Además de los precios de la energía, también merecen un seguimiento las materias primas agrícolas. Aunque el descenso de los últimos meses no ha repercutido necesariamente a los precios al consumo, ya están aflorando nuevos riesgos al alza. Además del conflicto ruso-ucraniano, que seguirá ejerciendo presión, el fenómeno climático de El Niño parece avecinarse a partir del segundo semestre de 2023. Podría influir en la producción y los precios en 2023-24, con temperaturas más cálidas e intensos déficits hídricos en algunas partes del mundo.

 

Endurecimiento del crédito y nuevo aumento de las insolvencias empresariales

Los efectos sobre la inflación del endurecimiento monetario de los últimos meses están aún por verse, sobre todo en lo que se refiere a los precios de los servicios. Estos siguen subiendo a niveles incompatibles con el objetivo de inflación del 2%. No obstante, algunos de los principales bancos centrales han decidido pausar las subidas de tipos, empezando por el Banco de Canadá, el Banco de la Reserva de Australia y, probablemente, la FED. Por el contrario, es probable que el Banco de Inglaterra vuelva a subir los tipos y que el BCE se vea obligado a hacerlo en sus próximas reuniones.

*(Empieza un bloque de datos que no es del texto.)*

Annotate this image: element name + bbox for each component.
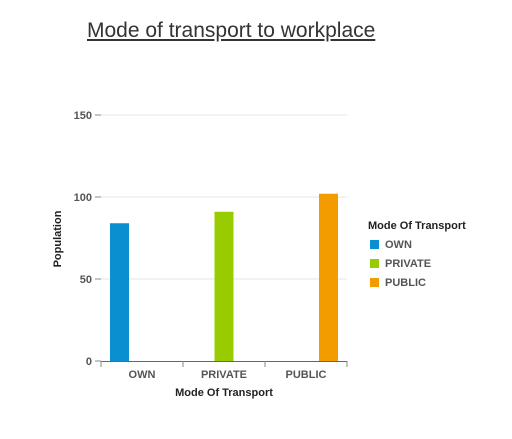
legend-label-own: OWN (385, 239, 412, 251)
bars (110, 193, 338, 361)
y-tick-label: 0 (86, 356, 92, 368)
legend-swatch-public (370, 278, 379, 287)
y-tick-label: 150 (74, 110, 92, 122)
y-tick-label: 100 (74, 192, 92, 204)
legend-label-public: PUBLIC (385, 277, 426, 289)
y-tick-labels: 0 50 100 150 (74, 110, 101, 368)
x-axis-title: Mode Of Transport (175, 387, 273, 399)
x-tick-label: PUBLIC (286, 369, 327, 381)
chart-title: Mode of transport to workplace (87, 19, 376, 42)
legend-label-private: PRIVATE (385, 258, 431, 270)
bar-own (110, 223, 129, 361)
legend: Mode Of Transport OWN PRIVATE PUBLIC (368, 220, 466, 289)
y-tick-label: 50 (80, 274, 92, 286)
bar-private (214, 211, 234, 361)
legend-title: Mode Of Transport (368, 220, 466, 232)
x-tick-labels: OWN PRIVATE PUBLIC (100, 361, 348, 381)
legend-swatch-own (370, 240, 379, 249)
legend-swatch-private (370, 259, 379, 268)
x-tick-label: PRIVATE (201, 369, 247, 381)
bar-public (319, 193, 338, 361)
x-tick-label: OWN (129, 369, 156, 381)
y-axis-title: Population (52, 210, 64, 267)
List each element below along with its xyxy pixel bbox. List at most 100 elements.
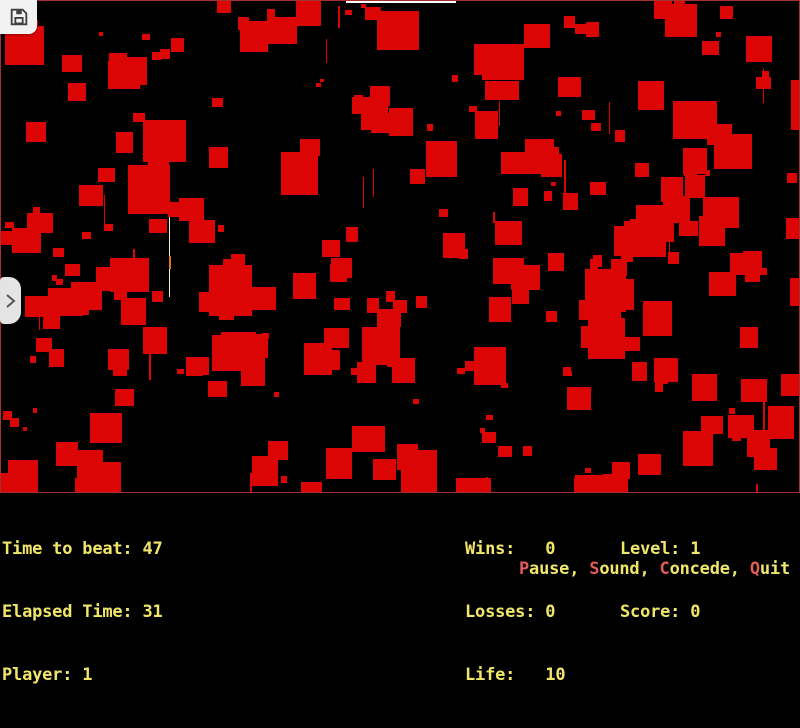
- red-block: [623, 337, 640, 351]
- red-block: [729, 408, 735, 414]
- red-block: [683, 148, 707, 174]
- red-block: [512, 288, 529, 304]
- red-block: [160, 49, 170, 59]
- red-block: [582, 110, 595, 120]
- red-block: [452, 75, 458, 82]
- menu-item-quit[interactable]: Quit: [750, 559, 790, 579]
- red-block: [10, 418, 19, 427]
- red-block: [36, 338, 52, 352]
- red-block: [65, 264, 80, 276]
- red-block: [189, 220, 215, 243]
- red-block: [591, 310, 604, 325]
- red-block: [489, 297, 511, 322]
- red-block: [149, 219, 167, 233]
- red-block: [679, 221, 698, 236]
- red-block: [53, 248, 64, 257]
- menu-item-concede[interactable]: Concede: [660, 559, 730, 579]
- red-block: [564, 160, 566, 201]
- sidebar-toggle-handle[interactable]: [0, 277, 21, 324]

Las pausas en las subidas de tipos deberían permitir evaluar el impacto de las medidas adoptadas durante el pasado año. De hecho, las turbulencias en el sector bancario pueden hacer temer una contracción del crédito, que ya es visible. La ralentización de los nuevos préstamos a hogares y empresas, que arrastra la demanda interna, la actividad económica y, en última instancia, la inflación, también aboga por una actitud prudente de los bancos centrales.

En los próximos meses, las empresas tendrán que hacer frente a un entorno adverso de subida de precios y endurecimiento de las condiciones crediticias, así como a la atonía de la demanda interna. Además, tras un aumento general de los márgenes en 2022, es probable que las empresas vean disminuir su rentabilidad operativa bajo los efectos combinados de una caída gradual de la inflación subyacente y el aumento de los costes laborales unitarios. Es probable que el notable aumento de las insolvencias empresariales al que asistimos desde principios de año en la mayoría de las economías avanzadas continúe, e incluso se intensifique, en los próximos meses.